From content creators to casual social media users, Asian Americans are recreating home-cooked recipes passed down through generations and diversifying restaurants that are often ignored by so-called celebrity lists and publications. I have responded to this by creating a video introducing the.
So-called “food porn” content, which focuses solely on the aesthetics of cooking, is still prevalent on social media, but according to Taiwanese-American creator Justin Wu, who runs the Instagram account @hungryartistny, many of Asian Americans are using the content as well. Their platform aims to shine a spotlight on the chefs and small business owners who power many of the immigrant-owned, family-run restaurants, humanize them and keep their culture alive. . Wu said he often finds these kitchens exist to cater to an immigrant diasporic population that craves a nostalgic taste of home.

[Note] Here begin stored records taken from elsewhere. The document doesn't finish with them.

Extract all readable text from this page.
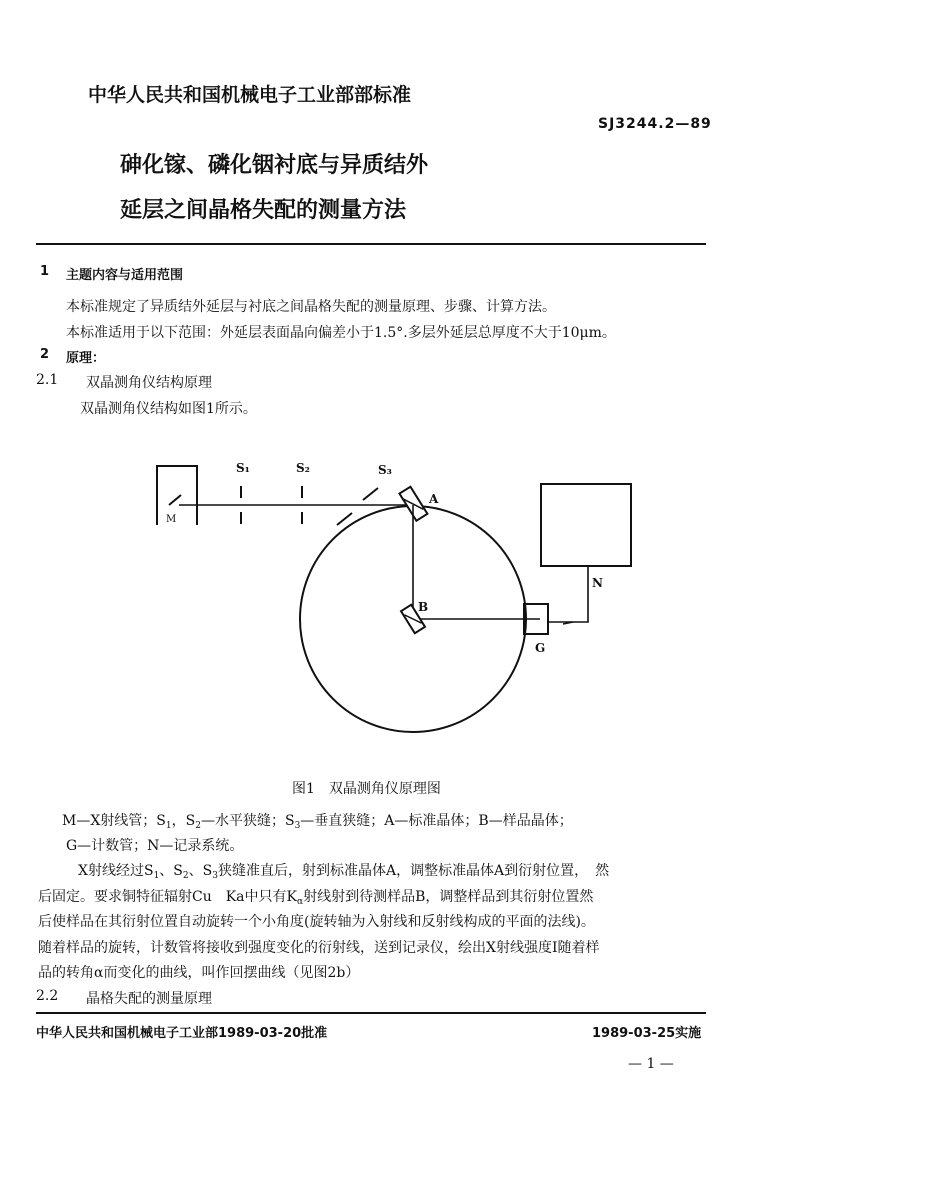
中华人民共和国机械电子工业部部标准
SJ3244.2—89
砷化镓、磷化铟衬底与异质结外
延层之间晶格失配的测量方法
1 主题内容与适用范围
本标准规定了异质结外延层与衬底之间晶格失配的测量原理、步骤、计算方法。
本标准适用于以下范围：外延层表面晶向偏差小于1.5°.多层外延层总厚度不大于10μm。
2 原理：
2.1 双晶测角仪结构原理
双晶测角仪结构如图1所示。
S₁	S₂	S₃
A
B
N
G
M
图1　双晶测角仪原理图
M—X射线管；$S_1$，$S_2—$水平狭缝；$S_3—$垂直狭缝；A—标准晶体；B—样品晶体；
G—计数管；N—记录系统。
X射线经过$S_1$、$S_2$、$S_3$狭缝准直后，射到标准晶体A，调整标准晶体A到衍射位置，　然
后固定。要求铜特征辐射Cu　Ka中只有$K_\alpha$射线射到待测样品B，调整样品到其衍射位置然
后使样品在其衍射位置自动旋转一个小角度(旋转轴为入射线和反射线构成的平面的法线)。
随着样品的旋转，计数管将接收到强度变化的衍射线，送到记录仪，绘出X射线强度I随着样
品的转角α而变化的曲线，叫作回摆曲线（见图2b）
2.2 晶格失配的测量原理
中华人民共和国机械电子工业部1989-03-20批准	1989-03-25实施
— 1 —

“Whether the chefs, owners or staff are, they are not only focused on making a living, but on serving great food that is lovingly prepared,” said the account, nine in over two years. Wu, who has amassed 9,000 followers, said:
Wu said these posts, which often showcase laborious cooking processes, complicate our ideas about beauty and value. Foods that were not always considered beautiful before, for example Indian stews and sauces, are being considered in a new way.
“Food is really a pure art form because you can actually taste it and smell it. “With Indian food, you layer flavors at every step. …I think people as a whole are starting to understand why it’s important to share these things.”
Lay also said that, in addition to the rise of Asian countries as world powers, the children of immigrants have contributed to the collapse of the Eurocentric idea that “beautiful things are beautiful just by looking at them.” Smells, tastes and textures are far more important across Asian cultures, Lei added, and the emphasis on these elements is forcing others to “re-evaluate aesthetic standards”. .
Johnny Baeza, who has more than 134,000 followers on his Instagram account @Johnnyeatsnyc, said he takes great pride in presenting the food and the cooking behind it in its raw form.
“It’s like, ‘I’ve had enough of hiding,'” Baeza said. “There shouldn’t be a need to hide it. There should be no need to Americanize our culture.”
Not only are Asian Americans open to new foods, but they are also “opening the minds of non-Asians to Asian experiences,” changing stereotypes about Asians themselves. Mr Ray said.
“Our judgments of people are not all uniform and equal. Hierarchies still exist, and the opinions of elite whites matter. But they matter far less than they used to.” he added. “Elite whites are also changing their mindsets, having been educated in a way from a specialized Asian class.”
Not without hostility towards Asian Americans. Also, some might interpret the rise of Asian-American culture as a threat, Ray said. However, discussions on these topics are important for growth, and Baesa noted that there is still much work to be done in the food sector and beyond.
“I think the mainstream media, even if they’re talking about America in general, thinks of the more popular Chinese, Japanese, Korean, Thai, etc. when they say the word ‘Asia’. said Besa. “There are many other countries that are undervalued, and I think there is still a lot of room for growth.”